La soluzione potrebbe trovarsi nella macchina fotografica di Irvine, finora mai ritrovata, visto che il punto in cui nel 1933 era stata affiorata la sua piccozza non ha diradato le nebbie che avvolgono nel finale quell’epica ascensione. Il mistero rimane, sebbene in «The Wildest Dream» gli alpinisti Conrad Hanker e Leo Houlding abbiano cercato di replicare la salita di Mallory ed Irvine scalando l’Everest negli stessi giorni della spedizione del 1924, testando anche abiti fatti con i tessuti dell’epoca e scarponi chiodati in pelle, e superando il «secondo gradino» senza scale o corde fisse, come avrebbero potuto farlo i loro illustri predecessori che non disponevano di tessuti e materiali studiati per quelle quote.

«The Wildest Dream» è arrivato sugli schermi nel 2000 dopo il ritrovamento, a circa 8.250 metri, del corpo di Mallory ad opera di Conrad Anker. Negli strati degli indumenti, l’etichetta con il suo nome, la corda ancora legata alla vita, in tasca alcune lettere.
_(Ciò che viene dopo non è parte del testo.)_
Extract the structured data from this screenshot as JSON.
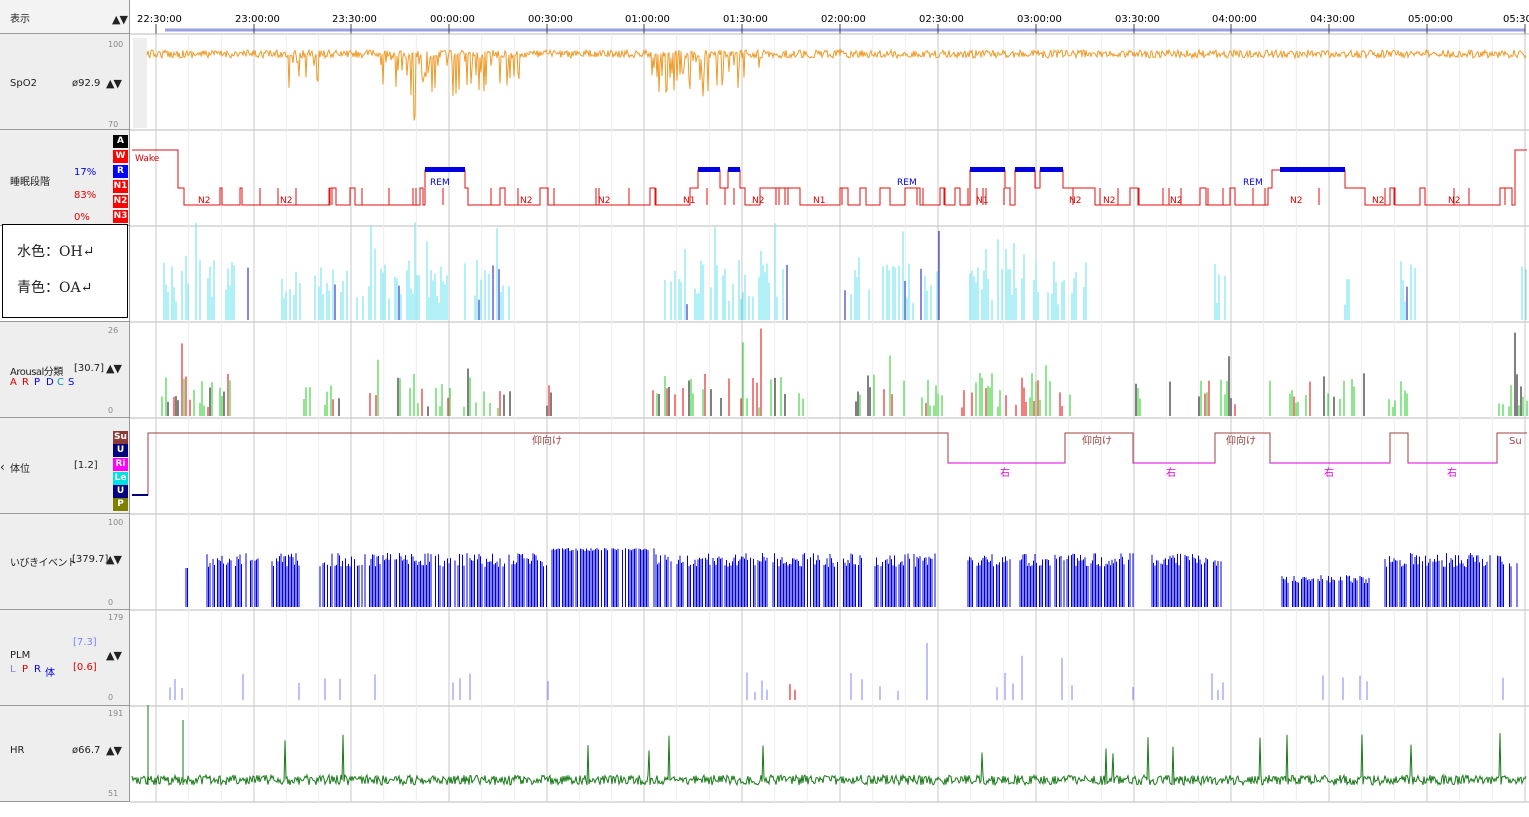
{
  "header": {
    "display_label": "表示",
    "sort_arrows": "▲▼",
    "time_ticks": [
      "22:30:00",
      "23:00:00",
      "23:30:00",
      "00:00:00",
      "00:30:00",
      "01:00:00",
      "01:30:00",
      "02:00:00",
      "02:30:00",
      "03:00:00",
      "03:30:00",
      "04:00:00",
      "04:30:00",
      "05:00:00",
      "05:30"
    ]
  },
  "tracks": {
    "spo2": {
      "label": "SpO2",
      "value": "ø92.9",
      "arrows": "▲▼",
      "scale_max": "100",
      "scale_min": "70",
      "color": "#f09a28"
    },
    "sleep": {
      "label": "睡眠段階",
      "pct_r": "17%",
      "pct_n1": "83%",
      "pct_n3": "0%",
      "stages": [
        "A",
        "W",
        "R",
        "N1",
        "N2",
        "N3"
      ],
      "stage_colors": [
        "#000000",
        "#ff0000",
        "#0000ff",
        "#ff0000",
        "#ff0000",
        "#ff0000"
      ],
      "wake_label": "Wake",
      "annotations": [
        "N2",
        "N2",
        "REM",
        "N2",
        "N2",
        "N1",
        "N2",
        "N1",
        "REM",
        "N1",
        "N2",
        "N2",
        "N2",
        "REM",
        "N2",
        "N2"
      ],
      "color": "#e01010"
    },
    "resp": {
      "legend_oh": "水色：OH↵",
      "legend_oa": "青色：OA↵",
      "oh_color": "#66e0f0",
      "oa_color": "#1010c0"
    },
    "arousal": {
      "label": "Arousal分類",
      "value": "[30.7]",
      "arrows": "▲▼",
      "letters": [
        "A",
        "R",
        "P",
        "D",
        "C",
        "S"
      ],
      "letter_colors": [
        "#e00000",
        "#e00000",
        "#0000ff",
        "#0000ff",
        "#00a0a0",
        "#0000ff"
      ],
      "scale_max": "26",
      "scale_min": "0"
    },
    "position": {
      "label": "体位",
      "value": "[1.2]",
      "collapse": "‹",
      "codes": [
        "Su",
        "U",
        "Ri",
        "Le",
        "U",
        "P"
      ],
      "code_colors": [
        "#8b3a3a",
        "#000080",
        "#ff00ff",
        "#00e0e0",
        "#000080",
        "#808000"
      ],
      "labels": [
        "仰向け",
        "右",
        "仰向け",
        "右",
        "仰向け",
        "右",
        "右",
        "Su"
      ]
    },
    "snore": {
      "label": "いびきイベント",
      "value": "[379.7]",
      "arrows": "▲▼",
      "scale_max": "100",
      "scale_min": "0",
      "color": "#0000e0"
    },
    "plm": {
      "label": "PLM",
      "value_top": "[7.3]",
      "value_bottom": "[0.6]",
      "arrows": "▲▼",
      "sub": [
        "L",
        "P",
        "R",
        "体"
      ],
      "sub_colors": [
        "#8080ff",
        "#e00000",
        "#0000ff",
        "#0000ff"
      ],
      "scale_max": "179",
      "scale_min": "0"
    },
    "hr": {
      "label": "HR",
      "value": "ø66.7",
      "arrows": "▲▼",
      "scale_max": "191",
      "scale_min": "51",
      "color": "#1a7a1a"
    }
  }
}
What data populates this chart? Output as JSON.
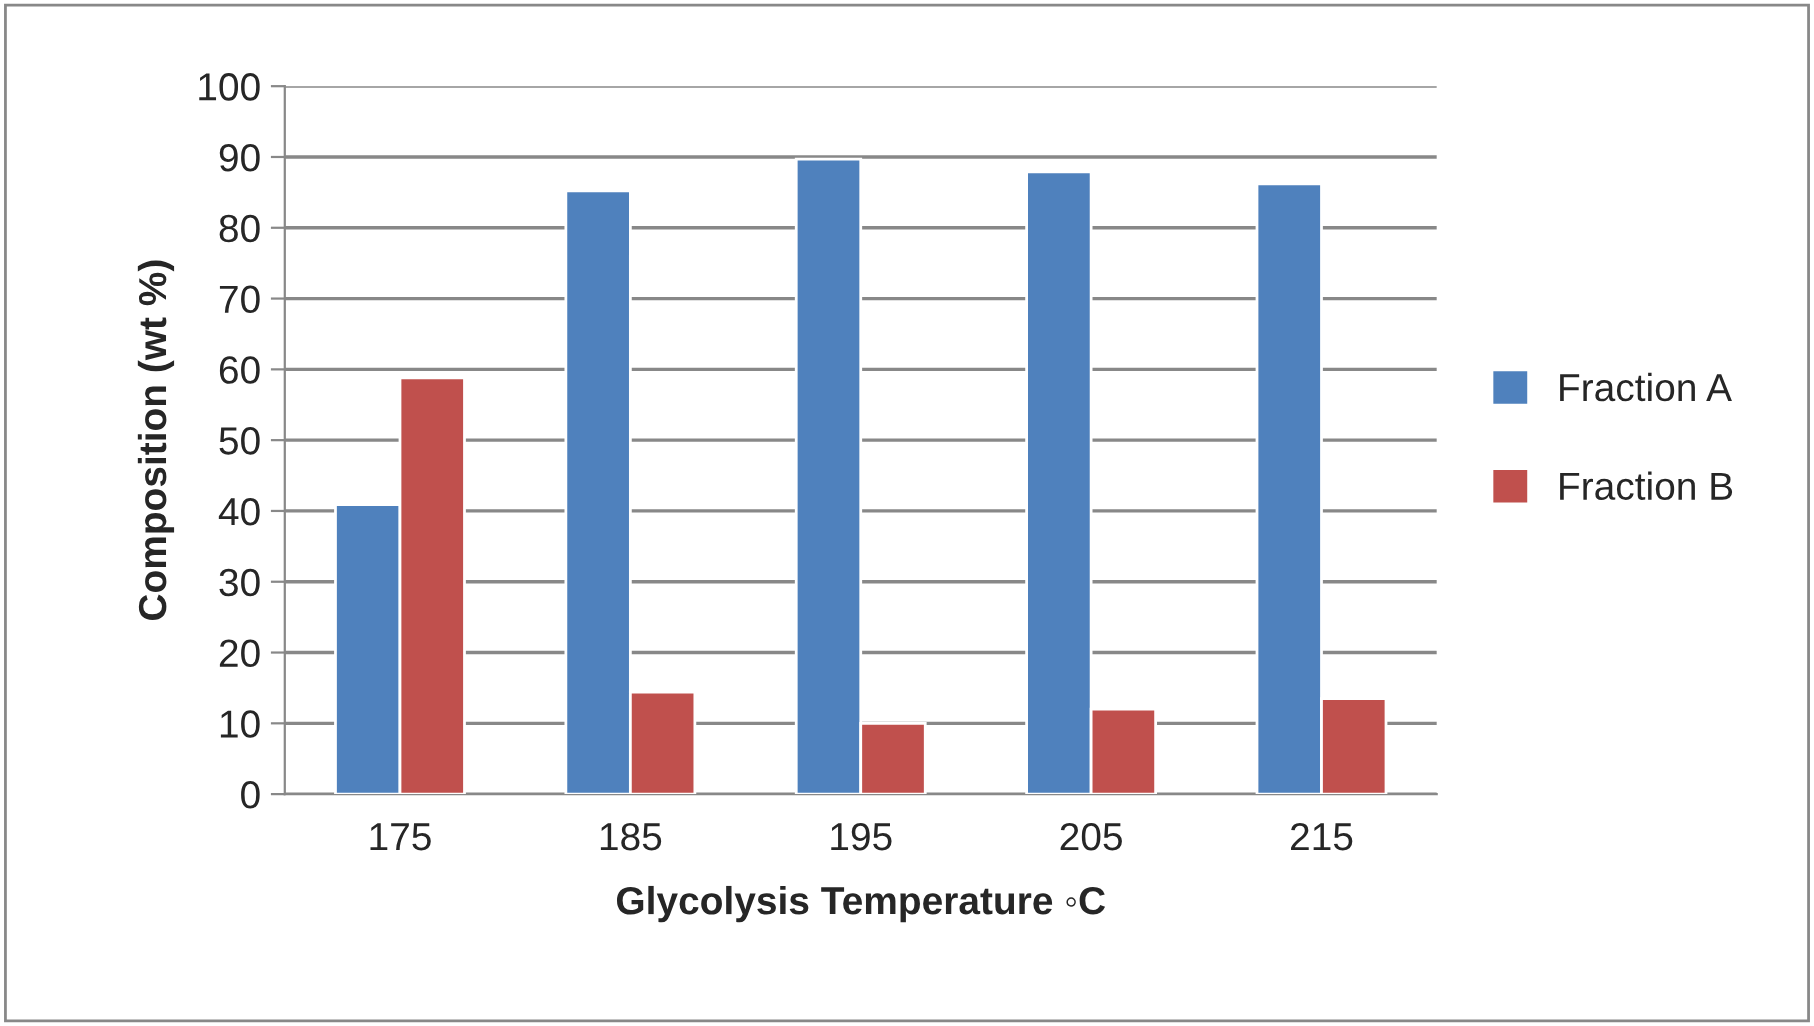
{
  "chart_data": {
    "type": "bar",
    "xlabel": "Glycolysis Temperature ◦C",
    "ylabel": "Composition (wt %)",
    "categories": [
      "175",
      "185",
      "195",
      "205",
      "215"
    ],
    "series": [
      {
        "name": "Fraction A",
        "color": "#4f81bd",
        "values": [
          40.9,
          85.2,
          89.7,
          87.9,
          86.2
        ]
      },
      {
        "name": "Fraction B",
        "color": "#c0504d",
        "values": [
          58.8,
          14.4,
          10.0,
          12.0,
          13.5
        ]
      }
    ],
    "ylim": [
      0,
      100
    ],
    "yticks": [
      0,
      10,
      20,
      30,
      40,
      50,
      60,
      70,
      80,
      90,
      100
    ],
    "grid": "y",
    "legend": "right"
  }
}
Effetti personali, ma non la fotografia della moglie che lo scalatore britannico aveva intenzione di lasciare sulla vetta.
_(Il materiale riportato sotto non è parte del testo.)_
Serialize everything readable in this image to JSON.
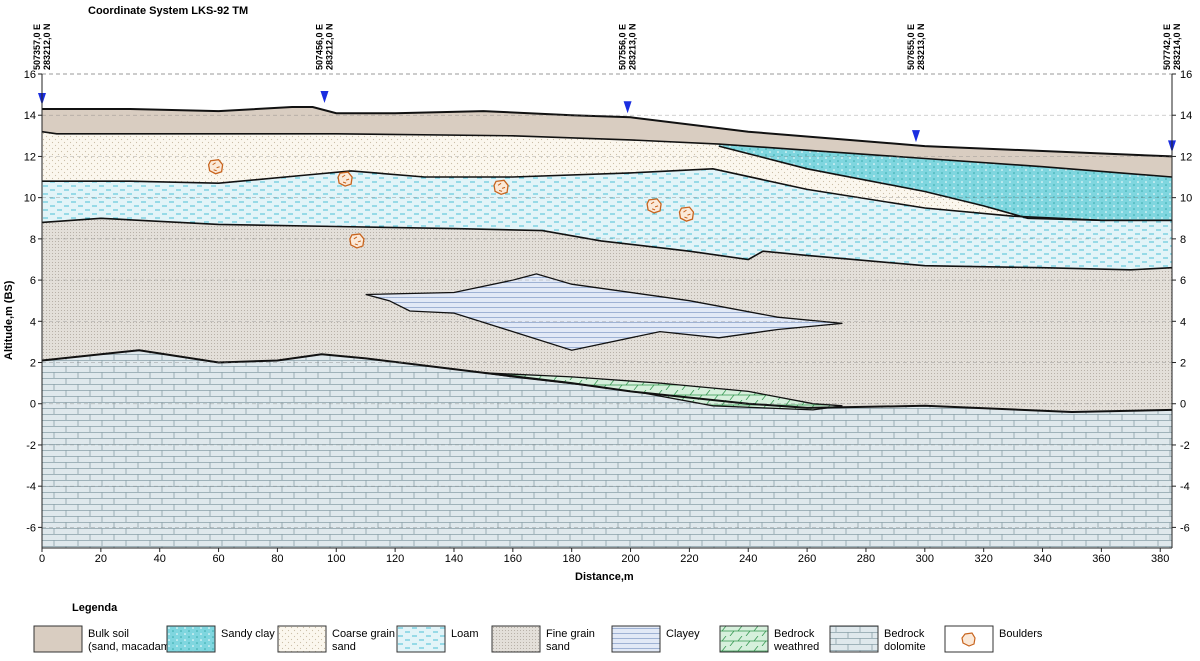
{
  "title": "Coordinate System LKS-92 TM",
  "chart_data": {
    "type": "geological-cross-section",
    "xlabel": "Distance,m",
    "ylabel": "Altitude,m (BS)",
    "xlim": [
      0,
      384
    ],
    "ylim": [
      -7,
      16
    ],
    "xticks": [
      0,
      20,
      40,
      60,
      80,
      100,
      120,
      140,
      160,
      180,
      200,
      220,
      240,
      260,
      280,
      300,
      320,
      340,
      360,
      380
    ],
    "yticks": [
      16,
      14,
      12,
      10,
      8,
      6,
      4,
      2,
      0,
      -2,
      -4,
      -6
    ],
    "grid": "dashed horizontal",
    "boreholes": [
      {
        "distance": 0,
        "label_e": "507357,0 E",
        "label_n": "283212,0 N"
      },
      {
        "distance": 96,
        "label_e": "507456,0 E",
        "label_n": "283212,0 N"
      },
      {
        "distance": 199,
        "label_e": "507556,0 E",
        "label_n": "283213,0 N"
      },
      {
        "distance": 297,
        "label_e": "507655,0 E",
        "label_n": "283213,0 N"
      },
      {
        "distance": 384,
        "label_e": "507742,0 E",
        "label_n": "283214,0 N"
      }
    ],
    "boundaries": {
      "surface": [
        [
          0,
          14.3
        ],
        [
          30,
          14.3
        ],
        [
          60,
          14.2
        ],
        [
          85,
          14.4
        ],
        [
          92,
          14.4
        ],
        [
          100,
          14.1
        ],
        [
          120,
          14.1
        ],
        [
          150,
          14.2
        ],
        [
          180,
          14.0
        ],
        [
          200,
          13.9
        ],
        [
          240,
          13.2
        ],
        [
          300,
          12.5
        ],
        [
          384,
          12.0
        ]
      ],
      "bulk_bottom": [
        [
          0,
          13.2
        ],
        [
          5,
          13.1
        ],
        [
          100,
          13.1
        ],
        [
          160,
          13.0
        ],
        [
          200,
          12.8
        ],
        [
          230,
          12.6
        ],
        [
          270,
          12.2
        ],
        [
          300,
          11.9
        ],
        [
          340,
          11.5
        ],
        [
          384,
          11.0
        ]
      ],
      "sandy_clay_bottom": [
        [
          230,
          12.5
        ],
        [
          260,
          11.4
        ],
        [
          300,
          10.3
        ],
        [
          320,
          9.6
        ],
        [
          335,
          9.0
        ],
        [
          360,
          8.9
        ],
        [
          384,
          8.9
        ]
      ],
      "loam_top": [
        [
          0,
          10.8
        ],
        [
          30,
          10.8
        ],
        [
          60,
          10.7
        ],
        [
          90,
          11.1
        ],
        [
          105,
          11.3
        ],
        [
          130,
          11.0
        ],
        [
          160,
          11.0
        ],
        [
          200,
          11.2
        ],
        [
          228,
          11.4
        ],
        [
          260,
          10.4
        ],
        [
          300,
          9.5
        ],
        [
          330,
          9.1
        ],
        [
          360,
          8.9
        ],
        [
          384,
          8.9
        ]
      ],
      "fine_sand_top": [
        [
          0,
          8.8
        ],
        [
          20,
          9.0
        ],
        [
          60,
          8.7
        ],
        [
          100,
          8.6
        ],
        [
          140,
          8.5
        ],
        [
          170,
          8.4
        ],
        [
          190,
          7.9
        ],
        [
          220,
          7.4
        ],
        [
          240,
          7.0
        ],
        [
          245,
          7.4
        ],
        [
          260,
          7.2
        ],
        [
          300,
          6.7
        ],
        [
          340,
          6.6
        ],
        [
          370,
          6.5
        ],
        [
          384,
          6.6
        ]
      ],
      "bedrock_top": [
        [
          0,
          2.1
        ],
        [
          20,
          2.4
        ],
        [
          33,
          2.6
        ],
        [
          60,
          2.0
        ],
        [
          80,
          2.1
        ],
        [
          95,
          2.4
        ],
        [
          110,
          2.2
        ],
        [
          150,
          1.5
        ],
        [
          180,
          1.0
        ],
        [
          200,
          0.6
        ],
        [
          240,
          0.0
        ],
        [
          260,
          -0.2
        ],
        [
          300,
          -0.1
        ],
        [
          350,
          -0.4
        ],
        [
          384,
          -0.3
        ]
      ],
      "clayey_lens": [
        [
          110,
          5.3
        ],
        [
          140,
          5.4
        ],
        [
          160,
          6.0
        ],
        [
          168,
          6.3
        ],
        [
          180,
          5.8
        ],
        [
          220,
          5.0
        ],
        [
          250,
          4.2
        ],
        [
          272,
          3.9
        ],
        [
          250,
          3.6
        ],
        [
          230,
          3.2
        ],
        [
          210,
          3.5
        ],
        [
          180,
          2.6
        ],
        [
          160,
          3.5
        ],
        [
          140,
          4.4
        ],
        [
          125,
          4.5
        ],
        [
          118,
          5.0
        ]
      ],
      "weathered_lens": [
        [
          150,
          1.5
        ],
        [
          180,
          1.3
        ],
        [
          210,
          1.0
        ],
        [
          240,
          0.6
        ],
        [
          262,
          0.0
        ],
        [
          272,
          -0.1
        ],
        [
          262,
          -0.3
        ],
        [
          245,
          -0.2
        ],
        [
          228,
          -0.1
        ],
        [
          205,
          0.5
        ],
        [
          185,
          0.9
        ],
        [
          160,
          1.3
        ]
      ]
    },
    "boulders": [
      [
        59,
        11.5
      ],
      [
        103,
        10.9
      ],
      [
        156,
        10.5
      ],
      [
        208,
        9.6
      ],
      [
        219,
        9.2
      ],
      [
        107,
        7.9
      ]
    ]
  },
  "legend": {
    "title": "Legenda",
    "items": [
      {
        "key": "bulk",
        "line1": "Bulk soil",
        "line2": "(sand, macadam)",
        "color": "#d9cdc1"
      },
      {
        "key": "sandyclay",
        "line1": "Sandy clay",
        "line2": "",
        "color": "#7fd6df"
      },
      {
        "key": "coarse",
        "line1": "Coarse grain",
        "line2": "sand",
        "color": "#fbf7ee"
      },
      {
        "key": "loam",
        "line1": "Loam",
        "line2": "",
        "color": "#e2f4f8"
      },
      {
        "key": "fine",
        "line1": "Fine grain",
        "line2": "sand",
        "color": "#e1ddd7"
      },
      {
        "key": "clayey",
        "line1": "Clayey",
        "line2": "",
        "color": "#e2e9f6"
      },
      {
        "key": "weathered",
        "line1": "Bedrock",
        "line2": "weathred",
        "color": "#d6f0dc"
      },
      {
        "key": "dolomite",
        "line1": "Bedrock",
        "line2": "dolomite",
        "color": "#dfe8ec"
      },
      {
        "key": "boulders",
        "line1": "Boulders",
        "line2": "",
        "color": "#ffffff"
      }
    ]
  }
}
Nel documentario di Anthony Geffen, la posizione del corpo di Mallory, con il viso sul terreno e una gamba fratturata, si potrebbero spiegare con una caduta avvenuta durante la discesa. Ma si tratta sempre di ipotesi.
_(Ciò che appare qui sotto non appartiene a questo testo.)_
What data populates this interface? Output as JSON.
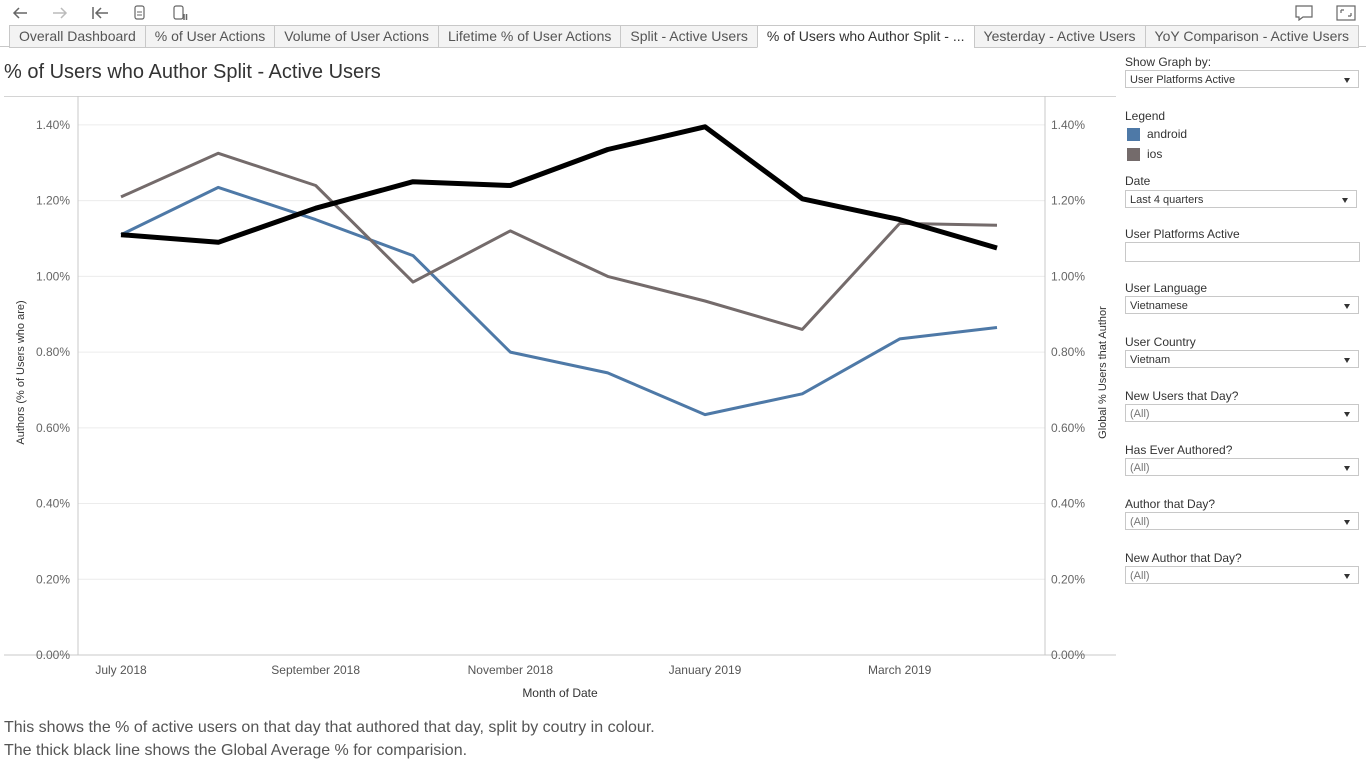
{
  "toolbar": {
    "icons": [
      "back-icon",
      "forward-icon",
      "revert-icon",
      "refresh-data-icon",
      "pause-icon",
      "comment-icon",
      "fullscreen-icon"
    ]
  },
  "tabs": [
    {
      "label": "Overall Dashboard",
      "active": false
    },
    {
      "label": "% of User Actions",
      "active": false
    },
    {
      "label": "Volume of User Actions",
      "active": false
    },
    {
      "label": "Lifetime % of User Actions",
      "active": false
    },
    {
      "label": "Split - Active Users",
      "active": false
    },
    {
      "label": "% of Users who Author Split - ...",
      "active": true
    },
    {
      "label": "Yesterday - Active Users",
      "active": false
    },
    {
      "label": "YoY Comparison - Active Users",
      "active": false
    }
  ],
  "page_title": "% of Users who Author Split - Active Users",
  "captions": [
    "This shows the % of active users on that day that authored that day, split by coutry in colour.",
    "The thick black line shows the Global Average % for comparision."
  ],
  "filters": {
    "show_graph_by": {
      "label": "Show Graph by:",
      "value": "User Platforms Active"
    },
    "legend": {
      "title": "Legend",
      "items": [
        {
          "label": "android",
          "color": "#4e79a7"
        },
        {
          "label": "ios",
          "color": "#746b6b"
        }
      ]
    },
    "date": {
      "label": "Date",
      "value": "Last 4 quarters"
    },
    "user_platforms_active": {
      "label": "User Platforms Active",
      "value": ""
    },
    "user_language": {
      "label": "User Language",
      "value": "Vietnamese"
    },
    "user_country": {
      "label": "User Country",
      "value": "Vietnam"
    },
    "new_users": {
      "label": "New Users that Day?",
      "value": "(All)"
    },
    "has_ever_authored": {
      "label": "Has Ever Authored?",
      "value": "(All)"
    },
    "author_that_day": {
      "label": "Author that Day?",
      "value": "(All)"
    },
    "new_author": {
      "label": "New Author that Day?",
      "value": "(All)"
    }
  },
  "chart_data": {
    "type": "line",
    "x": [
      "2018-07",
      "2018-08",
      "2018-09",
      "2018-10",
      "2018-11",
      "2018-12",
      "2019-01",
      "2019-02",
      "2019-03",
      "2019-04"
    ],
    "x_tick_labels": [
      {
        "at": "2018-07",
        "label": "July 2018"
      },
      {
        "at": "2018-09",
        "label": "September 2018"
      },
      {
        "at": "2018-11",
        "label": "November 2018"
      },
      {
        "at": "2019-01",
        "label": "January 2019"
      },
      {
        "at": "2019-03",
        "label": "March 2019"
      }
    ],
    "xlabel": "Month of Date",
    "ylabel": "Authors (% of Users who are)",
    "ylabel_right": "Global % Users that Author",
    "ylim": [
      0,
      1.45
    ],
    "yticks": [
      "0.00%",
      "0.20%",
      "0.40%",
      "0.60%",
      "0.80%",
      "1.00%",
      "1.20%",
      "1.40%"
    ],
    "series": [
      {
        "name": "android",
        "color": "#4e79a7",
        "values": [
          1.11,
          1.235,
          1.15,
          1.055,
          0.8,
          0.745,
          0.635,
          0.69,
          0.835,
          0.865
        ]
      },
      {
        "name": "ios",
        "color": "#746b6b",
        "values": [
          1.21,
          1.325,
          1.24,
          0.985,
          1.12,
          1.0,
          0.935,
          0.86,
          1.14,
          1.135
        ]
      },
      {
        "color": "#000000",
        "values": [
          1.11,
          1.09,
          1.18,
          1.25,
          1.24,
          1.335,
          1.395,
          1.205,
          1.15,
          1.075
        ]
      }
    ]
  }
}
Cosa accadde quell’8 giugno 1924 è noto solo fino al momento in cui le nubi avvolsero i due scalatori nascondendoli alla vista di chi stava sotto. Mallory ed Irvine, due dei membri di punta della terza spedizione britannica all’Everest, quel giorno lasciarono il campo più avanzato, il sesto, diretti alla vetta. Avevano con loro l’ossigeno supplementare nelle bombole, ma da lì in avanti li attendeva un terreno per lo più ignoto.

Anche se dal tentativo precedente del compagno di spedizione Edward Norton – salito da solo a 8.573 metri – avevano appreso che la parete sopra l’ultimo campo era composta di placche strapiombanti coperte di neve. Una diagonale verso destra li avrebbe portati fino alla base del «primo gradino», un pilastro in una zona rocciosa più scura.

Più in alto, la cresta si alza al «secondo gradino» di roccia, alto una trentina di metri e descritto come la prua di una nave. Non è noto a che ora Mallory ed Irvine lasciarono la tenda.

Tutto ciò che si sa da quel momento si deve al racconto del geologo Noel Odell che, da 7.900 metri, avvistò i due alpinisti mentre salivano in direzione della vetta in un punto non lontano dal «secondo gradino», stimato sopra gli 8.450 metri di quota: «Lontano, su un pendio nevoso che conduceva all’ultimo risalto prima della base della piramide sommitale, intravvidi un minuscolo oggetto in movimento che si avvicinava al pilastro di roccia.

Un secondo minuscolo oggetto lo raggiunse, poi il primo scalò il risalto roccioso. Mentre osservavo attentamente questa drammatica apparizione, le nuvole avvolsero di nuovo la montagna; in realtà, non sono certo di aver visto la seconda figura raggiungere la prima» (nel libro «Everest» di Walt Unsworth, Mursia, 1991). Il primo «ottomila» l’Annapurna I, fu scalato nel 1950 dai francesi Maurice Herzog e Louise Lachenal che il 3 giugno raggiunsero la vetta di 8.091 metri. L’impresa di Mallory ed Irvine rimane comunque straordinaria.